Un sistema mixto para romper la desconfianza
El nuevo mecanismo nace para dar respuesta a las víctimas que, por recelo o falta de confianza, evitaban acudir a los órganos creados exclusivamente por la Iglesia (como el Plan PRIVA). Con este modelo Iglesia-Estado, se establece un itinerario garantista:
- Inicio: La víctima presenta su caso ante una unidad de tramitación del Ministerio de Justicia.
- Evaluación: El expediente pasa a la Unidad de Víctimas del Defensor del Pueblo, que propone una resolución (económica, simbólica o espiritual).
- Validación: La propuesta es evaluada por la comisión del Plan PRIVA de la Iglesia.
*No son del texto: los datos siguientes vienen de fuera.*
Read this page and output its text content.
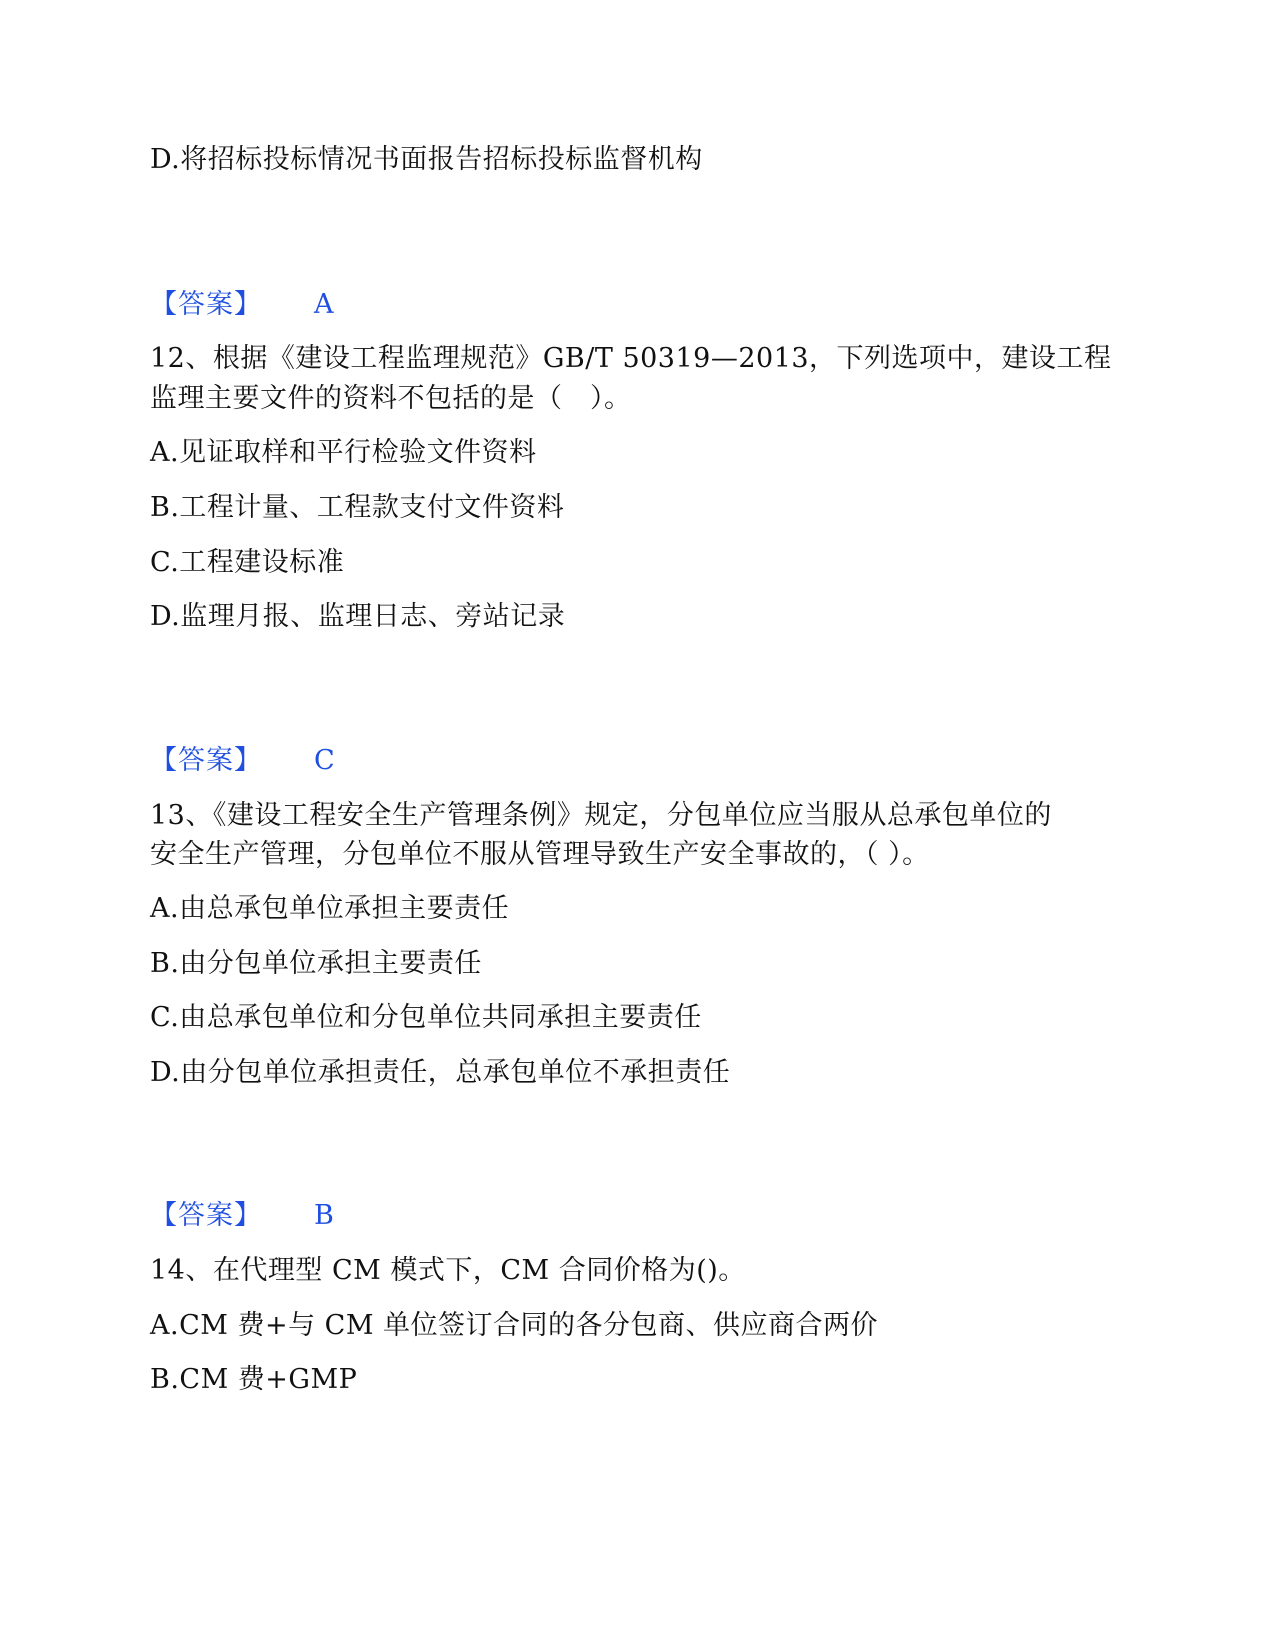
D.将招标投标情况书面报告招标投标监督机构
【答案】 A
12、根据《建设工程监理规范》GB/T 50319—2013，下列选项中，建设工程
监理主要文件的资料不包括的是（　）。
A.见证取样和平行检验文件资料
B.工程计量、工程款支付文件资料
C.工程建设标准
D.监理月报、监理日志、旁站记录
【答案】 C
13、《建设工程安全生产管理条例》规定，分包单位应当服从总承包单位的
安全生产管理，分包单位不服从管理导致生产安全事故的，（ ）。
A.由总承包单位承担主要责任
B.由分包单位承担主要责任
C.由总承包单位和分包单位共同承担主要责任
D.由分包单位承担责任，总承包单位不承担责任
【答案】 B
14、在代理型 CM 模式下，CM 合同价格为()。
A.CM 费+与 CM 单位签订合同的各分包商、供应商合两价
B.CM 费+GMP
- Resolución Final: Si hay desacuerdo, una Comisión Mixta con presencia de asociaciones de víctimas buscará el consenso. En última instancia, el Defensor del Pueblo tendrá la palabra definitiva.
Financiación y exclusiones
Un punto clave del acuerdo es que la Iglesia asumirá íntegramente el coste de las indemnizaciones. No obstante, el protocolo aclara que este sistema es complementario y no acumulativo: aquellas personas que ya hayan aceptado una reparación a través del Plan PRIVA no podrán reiniciar el proceso por esta nueva vía gubernamental.
«Se trata de abrir una nueva puerta de entrada a un proceso de justicia necesario, garantizando que ninguna víctima se quede sin respuesta por la prescripción de los delitos o el fallecimiento del agresor», han señalado fuentes cercanas a la negociación.
Con este paso, se cierran meses de negociaciones y «flecos» técnicos, estableciendo un marco de colaboración estable para afrontar una de las deudas pendientes más complejas de la institución eclesiástica con la sociedad española.